A method that has been used to overcome these problems is the installation of a hydraulically driven vibrator onto the feeder assembly. Such a system is described in U.S. Pat. No. 5,232,098, to St. Pierre et al., filed on Mar. 25, 1992, and issued on Aug. 3, 1993. However the effect of vibration on the unscreened material is often as much of a hinderance as it is a help. In an effort to move material out of the feeder assembly the vibrator also compacts or jells the material that is in the feeder which increases the tendency of the material to adhere to itself and the feeder assembly which again produces a clumping action as the unscreened material is delivered to the screening surface.
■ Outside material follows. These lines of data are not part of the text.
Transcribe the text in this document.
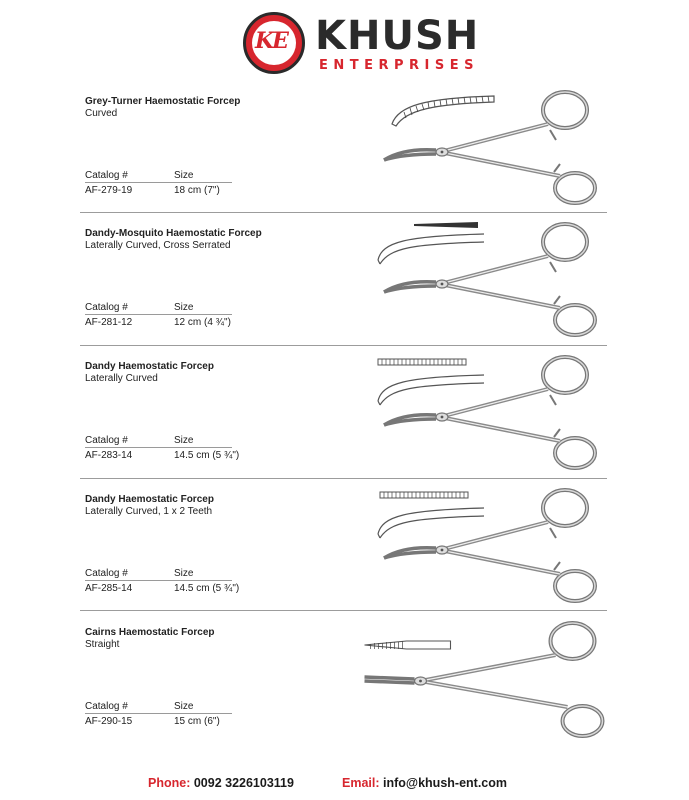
KE KHUSH
ENTERPRISES
Grey-Turner Haemostatic Forcep
Curved
Catalog #	Size
AF-279-19	18 cm (7")
Dandy-Mosquito Haemostatic Forcep
Laterally Curved, Cross Serrated
Catalog #	Size
AF-281-12	12 cm (4 ¾")
Dandy Haemostatic Forcep
Laterally Curved
Catalog #	Size
AF-283-14	14.5 cm (5 ¾")
Dandy Haemostatic Forcep
Laterally Curved, 1 x 2 Teeth
Catalog #	Size
AF-285-14	14.5 cm (5 ¾")
Cairns Haemostatic Forcep
Straight
Catalog #	Size
AF-290-15	15 cm (6")
Phone: 0092 3226103119	Email: info@khush-ent.com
Delivering a full or near full load of unscreened material onto the screening surface in one mass or clump greatly reduces the volume and quality of separated material that the vibratory material separating apparatus can process and negates any benefits that an effective material feeder system could offer. Also the additional cost in componentry and maintenance to drive and control the vibrator make its limited potential benefit a poor choice for increasing the effectiveness of a material feeder system.
It is therefore a primary purpose of the present invention to provide an improvement in a soil feeder apparatus and to a soil feeder apparatus in combination with a vibratory material separating apparatus and to a method of improving the feeding of unscreened material onto a vibratory material separating apparatus.
It is furthermore a purpose of the present invention to provide an efficient and cost effective means of discharging unscreened material from a material feeder onto the screening surface of a vibratory material separating apparatus with a method that will allow for the efficient separation of unscreened material into separate stockpiles based upon the physical size of the objects within the screened material.